I also refactored the codebase to move database operations into the DatabaseContext class, added a price filter to exclude products over $1000, and cleaned up the main program flow. The different image selection logic per category (using main view vs alternate view) ensures the best product shots are displayed.
v0.4.1 - FWRD scraper improvements and configurable category

Jul 21, 2020 • via commits

I made several improvements to the FWRD scraper to make it more reliable. The main change was switching from Selenium’s element selection to AngleSharp for HTML parsing. FWRD loads products via a lazy-load API endpoint, so now I fetch that endpoint directly and parse the HTML response with AngleSharp rather than trying to interact with the dynamically-loaded page.

I also added a configurable category setting via environment variable, so I can easily switch between scraping Coach bags or FWRD shoes without code changes. The image processing was improved to handle variable-width product images instead of assuming a fixed 628x628 size - it now preserves the aspect ratio and centers the image appropriately in the Twitter card canvas.
v0.4 - Adding FWRD shoe scraping support

Jul 20, 2020 • via commits

I expanded the scraper to support a second retailer: FWRD (Forward). This involved creating a category system to distinguish between product sources, with a new Category enum that currently supports Coach bags and FWRD shoes.

I refactored the product scraping architecture by extracting the Coach-specific logic into a CoachBag page object model and creating a new ForwardProduct class for FWRD. The Product entity was moved out of the database context and enhanced with new Image and Category fields, supported by a database migration.

The product selection logic now filters by category, so each feed tweets independently from its own pool of available products.
v0.3.1 - Image processing for Twitter cards

Jul 18, 2020 • via commits

I added image processing using ImageSharp to prepare product images for Twitter’s card format. The images get resized to 628x628 and centered in a 1200x628 canvas, with the edge pixels extended to fill the gutters on either side. This ensures the product images display nicely in Twitter’s link preview cards.

I also fixed a bug where the posted status wasn’t being saved to the database after tweeting, added null checks for when there are no new products to tweet, and extracted some code into dedicated methods for cleaner organization.
v0.3 - Twitter integration for posting deals

Jul 17, 2020 • via commits

I integrated Twitter posting into the scraper using the Tweetinvi library. Now when the scraper finds sale products, it automatically tweets one with the product image, discount percentage, original price, sale price, and a link to buy.

I also refactored the application to use .NET’s generic host pattern with dependency injection and configuration from user secrets. This cleaned up the main entry point considerably and moved the Chrome driver setup and product fetching into dedicated methods.

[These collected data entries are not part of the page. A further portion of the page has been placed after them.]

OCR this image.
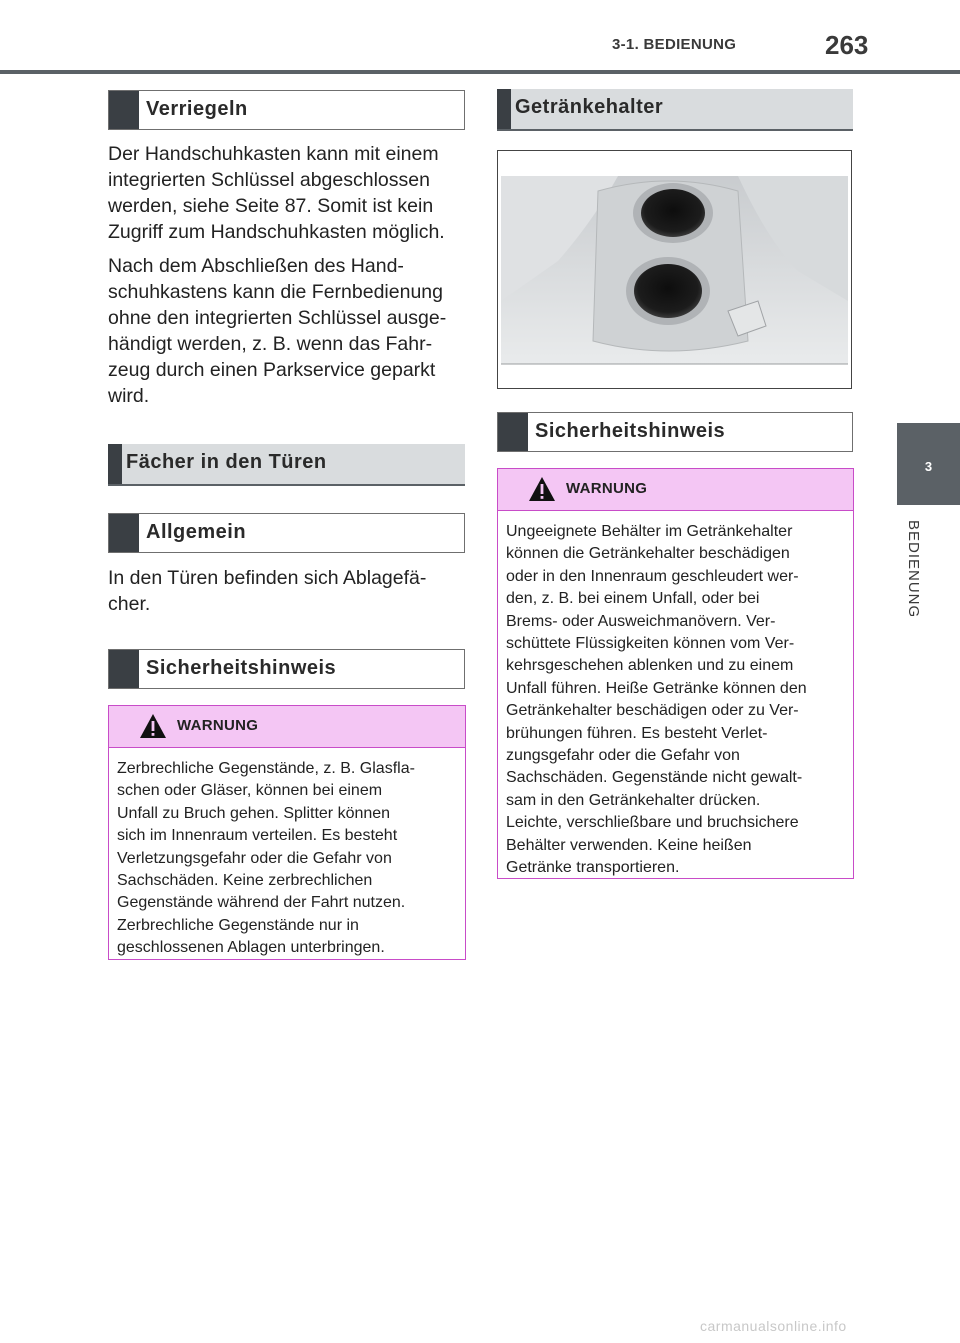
3-1. BEDIENUNG	263
3
BEDIENUNG
Verriegeln
Der Handschuhkasten kann mit einem
integrierten Schlüssel abgeschlossen
werden, siehe Seite 87. Somit ist kein
Zugriff zum Handschuhkasten möglich.
Nach dem Abschließen des Hand-
schuhkastens kann die Fernbedienung
ohne den integrierten Schlüssel ausge-
händigt werden, z. B. wenn das Fahr-
zeug durch einen Parkservice geparkt
wird.
Fächer in den Türen
Allgemein
In den Türen befinden sich Ablagefä-
cher.
Sicherheitshinweis
WARNUNG
Zerbrechliche Gegenstände, z. B. Glasfla-
schen oder Gläser, können bei einem
Unfall zu Bruch gehen. Splitter können
sich im Innenraum verteilen. Es besteht
Verletzungsgefahr oder die Gefahr von
Sachschäden. Keine zerbrechlichen
Gegenstände während der Fahrt nutzen.
Zerbrechliche Gegenstände nur in
geschlossenen Ablagen unterbringen.
Getränkehalter
Sicherheitshinweis
WARNUNG
Ungeeignete Behälter im Getränkehalter
können die Getränkehalter beschädigen
oder in den Innenraum geschleudert wer-
den, z. B. bei einem Unfall, oder bei
Brems- oder Ausweichmanövern. Ver-
schüttete Flüssigkeiten können vom Ver-
kehrsgeschehen ablenken und zu einem
Unfall führen. Heiße Getränke können den
Getränkehalter beschädigen oder zu Ver-
brühungen führen. Es besteht Verlet-
zungsgefahr oder die Gefahr von
Sachschäden. Gegenstände nicht gewalt-
sam in den Getränkehalter drücken.
Leichte, verschließbare und bruchsichere
Behälter verwenden. Keine heißen
Getränke transportieren.
carmanualsonline.info
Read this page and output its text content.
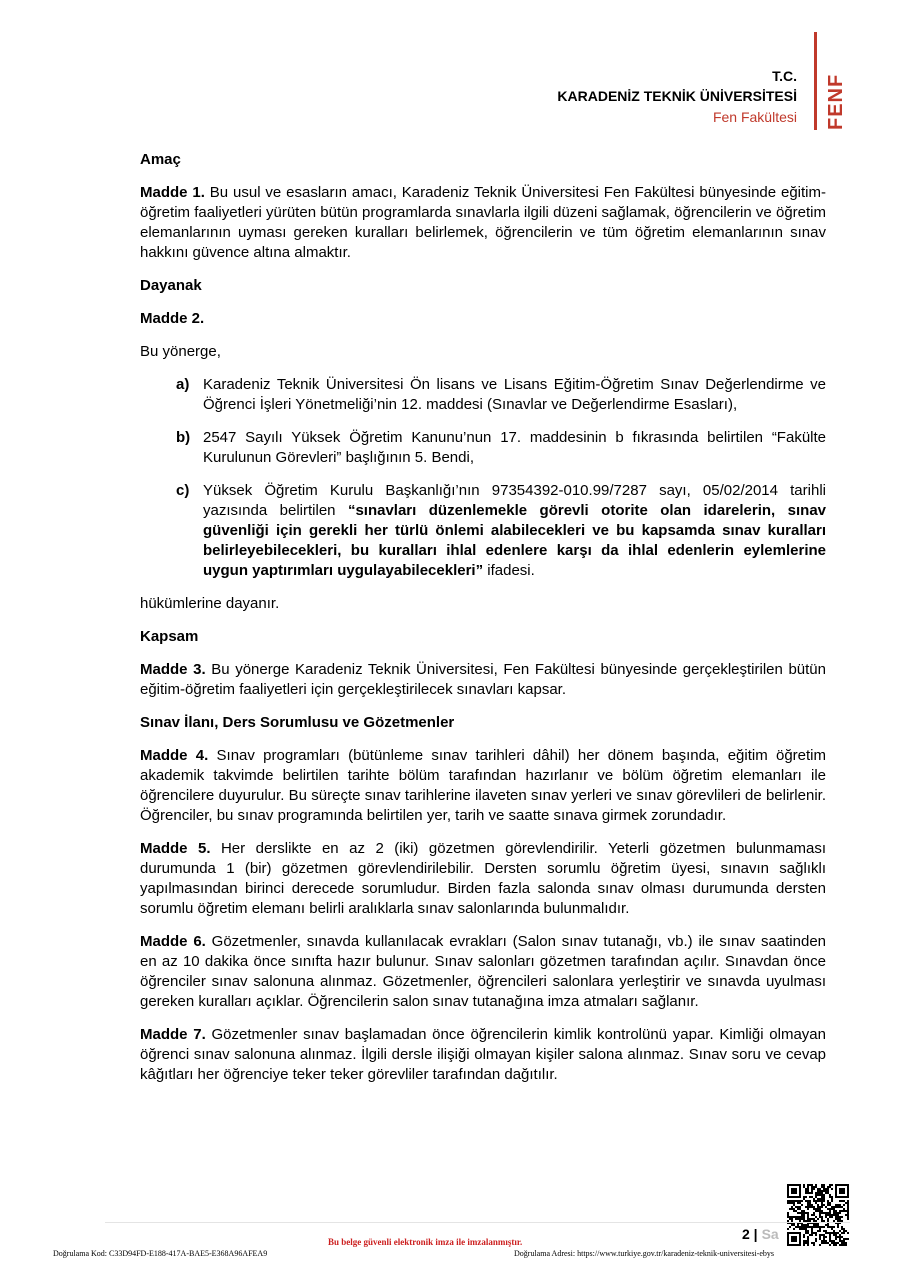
T.C.
KARADENİZ TEKNİK ÜNİVERSİTESİ
Fen Fakültesi FENF
Amaç
Madde 1. Bu usul ve esasların amacı, Karadeniz Teknik Üniversitesi Fen Fakültesi bünyesinde eğitim-öğretim faaliyetleri yürüten bütün programlarda sınavlarla ilgili düzeni sağlamak, öğrencilerin ve öğretim elemanlarının uyması gereken kuralları belirlemek, öğrencilerin ve tüm öğretim elemanlarının sınav hakkını güvence altına almaktır.
Dayanak
Madde 2.
Bu yönerge,
a) Karadeniz Teknik Üniversitesi Ön lisans ve Lisans Eğitim-Öğretim Sınav Değerlendirme ve Öğrenci İşleri Yönetmeliği’nin 12. maddesi (Sınavlar ve Değerlendirme Esasları),
b) 2547 Sayılı Yüksek Öğretim Kanunu’nun 17. maddesinin b fıkrasında belirtilen “Fakülte Kurulunun Görevleri” başlığının 5. Bendi,
c) Yüksek Öğretim Kurulu Başkanlığı’nın 97354392-010.99/7287 sayı, 05/02/2014 tarihli yazısında belirtilen “sınavları düzenlemekle görevli otorite olan idarelerin, sınav güvenliği için gerekli her türlü önlemi alabilecekleri ve bu kapsamda sınav kuralları belirleyebilecekleri, bu kuralları ihlal edenlere karşı da ihlal edenlerin eylemlerine uygun yaptırımları uygulayabilecekleri” ifadesi.
hükümlerine dayanır.
Kapsam
Madde 3. Bu yönerge Karadeniz Teknik Üniversitesi, Fen Fakültesi bünyesinde gerçekleştirilen bütün eğitim-öğretim faaliyetleri için gerçekleştirilecek sınavları kapsar.
Sınav İlanı, Ders Sorumlusu ve Gözetmenler
Madde 4. Sınav programları (bütünleme sınav tarihleri dâhil) her dönem başında, eğitim öğretim akademik takvimde belirtilen tarihte bölüm tarafından hazırlanır ve bölüm öğretim elemanları ile öğrencilere duyurulur. Bu süreçte sınav tarihlerine ilaveten sınav yerleri ve sınav görevlileri de belirlenir. Öğrenciler, bu sınav programında belirtilen yer, tarih ve saatte sınava girmek zorundadır.
Madde 5. Her derslikte en az 2 (iki) gözetmen görevlendirilir. Yeterli gözetmen bulunmaması durumunda 1 (bir) gözetmen görevlendirilebilir. Dersten sorumlu öğretim üyesi, sınavın sağlıklı yapılmasından birinci derecede sorumludur. Birden fazla salonda sınav olması durumunda dersten sorumlu öğretim elemanı belirli aralıklarla sınav salonlarında bulunmalıdır.
Madde 6. Gözetmenler, sınavda kullanılacak evrakları (Salon sınav tutanağı, vb.) ile sınav saatinden en az 10 dakika önce sınıfta hazır bulunur. Sınav salonları gözetmen tarafından açılır. Sınavdan önce öğrenciler sınav salonuna alınmaz. Gözetmenler, öğrencileri salonlara yerleştirir ve sınavda uyulması gereken kuralları açıklar. Öğrencilerin salon sınav tutanağına imza atmaları sağlanır.
Madde 7. Gözetmenler sınav başlamadan önce öğrencilerin kimlik kontrolünü yapar. Kimliği olmayan öğrenci sınav salonuna alınmaz. İlgili dersle ilişiği olmayan kişiler salona alınmaz. Sınav soru ve cevap kâğıtları her öğrenciye teker teker görevliler tarafından dağıtılır.
Bu belge güvenli elektronik imza ile imzalanmıştır.	2 | Sa
Doğrulama Kod: C33D94FD-E188-417A-BAE5-E368A96AFEA9	Doğrulama Adresi: https://www.turkiye.gov.tr/karadeniz-teknik-universitesi-ebys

The configuration now pulls Twitter API credentials and connection strings from environment variables or user secrets rather than command line arguments.
v0.2 - Adding database persistence

Jul 16, 2020 • via commits

I added database persistence to the scraper using Entity Framework Core with PostgreSQL. The Products table tracks scraped items with fields for pricing, timestamps, and posting status.

The scraper now saves products to the database, updating existing entries or creating new ones based on product ID. I also added logic to randomly select an unposted product and download its image for posting. This sets up the foundation for automating social media posts about sale items.
v0.1 - Coach Bags Selenium Scraper

Jul 6, 2020 • via commits

Started a new project to scrape Coach Australia’s bags sale page using Selenium. The initial setup includes a C# console app that fires up Chrome with various anti-detection measures - custom user agent, disabled automation flags, and a patched navigator.webdriver property. I also containerized the whole thing with a Dockerfile so it can run headless without needing a local Chrome installation.